第7殴
第7殴「祝賀会への招待」
宮越「おい今夜はてめーがブルドッグズに入った祝賀会をするぜ」
冨樫「ええ、でも自由時間とかありませんよね。就寝時間は教官の膝枕で寝なきゃいけないし」
宮越「ふ、お前は何も知らないんだな。この特少は文字通り特別なんだよ。」
冨樫「特別?」
宮越「嗚呼、ここの院長は俺たちを更正しようなんてこれっぽっちも考えてないのさ。あいつは一言で言えば狂人なのさ。そしてあの膝枕の教官はもっとクレージーだ」
冨樫「じゃぁ」
宮越「そう、ここでサバイブするにはこの拳ひとつに頼らざるをえない・・・って帰るな!」
冨樫「いや、なんかどうにもこうにも面倒くさそうな話だったんで。少なくとも30秒で終わりそうもなかったですし」
宮越「きっとお前みたいなやつが学級崩壊を引き起こしたんだろうな」
冨樫「また面倒くさそうな話のニオイがぷんぷん漂ってますね」
開脚前屈をする冨樫
すげー柔らかいなーという目でみる宮越
宮越「お前リーダーの話はな、たとえそれが原油価格の動向だったとしても黙って最後まで聞くもんだぞ」
冨樫「あ、それは興味津々です。投資マネーが原油市場に流れ込んでるんですよね」
宮越「あくまでもたとえ話だからな広げなくていいぞ」
冨樫「宮越さん。世の中をたとえてばかりいたら人生の本番がどこにあるか分かんなくなりますよ。入口見失いますよ」
宮越「なに言ってっかよく分からないな。俺、文学とか興味ないし」
冨樫「あ、確かに突き放された気がする」
宮越「なんだって?」
冨樫「あ、いや宮越さんには全然関係ない話です。えーとやっぱり車高が低い車好きですか?」
宮越「俺、鈍感だからさ、自分がバカにされてるのか普通の会話なのか分からねーんだ。でも今回は珍しく分かる気がする」
冨樫「ぬり絵は好きですか?」
宮越「ああ大好きさ」
いきなり手を合わせて祈る冨樫
宮越「お、お前何いきなり祈ってんだよ」
冨樫「気にしないでください。
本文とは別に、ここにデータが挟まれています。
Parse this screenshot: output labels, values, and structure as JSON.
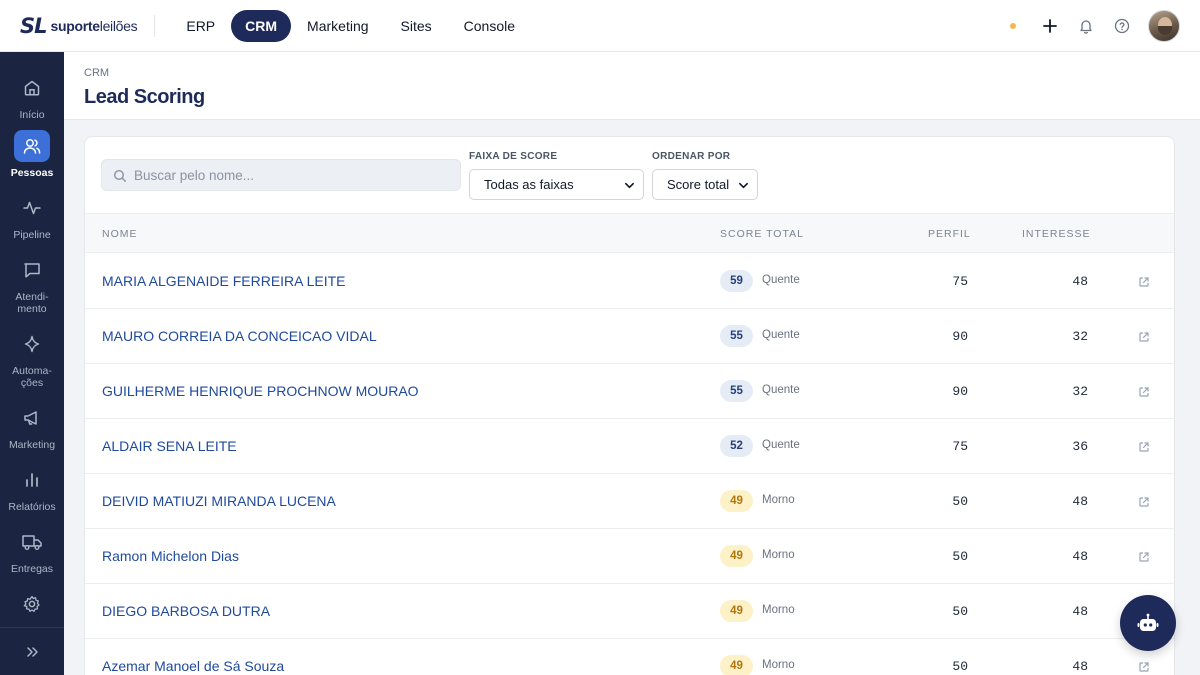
{
  "brand": {
    "mark": "SL",
    "name_bold": "suporte",
    "name_rest": "leilões"
  },
  "modules": [
    {
      "label": "ERP",
      "active": false
    },
    {
      "label": "CRM",
      "active": true
    },
    {
      "label": "Marketing",
      "active": false
    },
    {
      "label": "Sites",
      "active": false
    },
    {
      "label": "Console",
      "active": false
    }
  ],
  "topbar_icons": [
    "status-dot",
    "plus-icon",
    "bell-icon",
    "help-icon",
    "avatar"
  ],
  "sidebar": {
    "items": [
      {
        "label": "Início",
        "icon": "home-icon",
        "active": false
      },
      {
        "label": "Pessoas",
        "icon": "people-icon",
        "active": true
      },
      {
        "label": "Pipeline",
        "icon": "pulse-icon",
        "active": false
      },
      {
        "label": "Atendi-\nmento",
        "icon": "chat-icon",
        "active": false
      },
      {
        "label": "Automa-\nções",
        "icon": "sparkle-icon",
        "active": false
      },
      {
        "label": "Marketing",
        "icon": "megaphone-icon",
        "active": false
      },
      {
        "label": "Relatórios",
        "icon": "bar-chart-icon",
        "active": false
      },
      {
        "label": "Entregas",
        "icon": "truck-icon",
        "active": false
      },
      {
        "label": "",
        "icon": "gear-icon",
        "active": false
      }
    ],
    "collapse_icon": "double-chevron-right-icon"
  },
  "header": {
    "breadcrumb": "CRM",
    "title": "Lead Scoring"
  },
  "filters": {
    "search_placeholder": "Buscar pelo nome...",
    "search_value": "",
    "score_range_label": "FAIXA DE SCORE",
    "score_range_value": "Todas as faixas",
    "order_label": "ORDENAR POR",
    "order_value": "Score total"
  },
  "table": {
    "columns": {
      "name": "NOME",
      "score": "SCORE TOTAL",
      "profile": "PERFIL",
      "interest": "INTERESSE"
    },
    "rows": [
      {
        "name": "MARIA ALGENAIDE FERREIRA LEITE",
        "score": "59",
        "level": "Quente",
        "profile": "75",
        "interest": "48",
        "tone": "hot"
      },
      {
        "name": "MAURO CORREIA DA CONCEICAO VIDAL",
        "score": "55",
        "level": "Quente",
        "profile": "90",
        "interest": "32",
        "tone": "hot"
      },
      {
        "name": "GUILHERME HENRIQUE PROCHNOW MOURAO",
        "score": "55",
        "level": "Quente",
        "profile": "90",
        "interest": "32",
        "tone": "hot"
      },
      {
        "name": "ALDAIR SENA LEITE",
        "score": "52",
        "level": "Quente",
        "profile": "75",
        "interest": "36",
        "tone": "hot"
      },
      {
        "name": "DEIVID MATIUZI MIRANDA LUCENA",
        "score": "49",
        "level": "Morno",
        "profile": "50",
        "interest": "48",
        "tone": "warm"
      },
      {
        "name": "Ramon Michelon Dias",
        "score": "49",
        "level": "Morno",
        "profile": "50",
        "interest": "48",
        "tone": "warm"
      },
      {
        "name": "DIEGO BARBOSA DUTRA",
        "score": "49",
        "level": "Morno",
        "profile": "50",
        "interest": "48",
        "tone": "warm"
      },
      {
        "name": "Azemar Manoel de Sá Souza",
        "score": "49",
        "level": "Morno",
        "profile": "50",
        "interest": "48",
        "tone": "warm"
      }
    ]
  },
  "fab": {
    "icon": "robot-icon"
  },
  "colors": {
    "navy": "#1e2a5a",
    "sidebar": "#1b2440",
    "accent": "#3d6fd9",
    "link": "#1f4a9c",
    "hot_bg": "#e6ecf6",
    "warm_bg": "#fdf1c8"
  }
}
うちは戒律が厳しいんです。2時間ごとなんです」
宮越「でもなんか急に祈られるとやっぱ気になるし。宗派はなんだよ」
冨樫「そんな気にしないでくださいよ。そこまで本格的なもんじゃないですし。ただのエア祈りですから」
宮越「エア祈りってなんだよ」
冨樫「数珠なしですね」
宮越「エアつけなくていいじゃん。数珠なくても祈りはほぼ99パーセント達成できてるじゃん」
冨樫「いや数珠のほうが99パーセントですし、うちの宗派は」
宮越「仏教だよな?」
冨樫「ま、そうですね。正確には『元祖仏教』ですけど」
宮越「元祖はマズイだろ」
冨樫「うちはゴータマ・シッダールタすら認めない立場ですからね。あいつにパクられたという立場です」
宮越「お釈迦様のことあいつ呼ばわりする仏教徒に始めてあったよ」
冨樫「じゃ、とにかく今夜は祝賀会ですね。ケンタッキー食べたいですね」
宮越「ま、期待してるんだな」
冨樫「じゃ」
宮越「20時にBブロックの給水所のとこで待ってるからな」
冨樫「はい。気が変わったら行きます」
宮越「……」
冨樫「冗談ですよ。気が向いたら行きます」
宮越「来ないと殺すけどな」
立ち去る富樫
手を振る宮越。頼もしいメンバーがチームに入ってくれて本当に嬉しいのだ。たとえそれが何考えてるか分からない野郎でも。
続く
<作者コメント>
えーと仕事終わりにオフィスでビール飲みながら書いてます。とりあえず後で編集して何か面白いことつけたしておきます。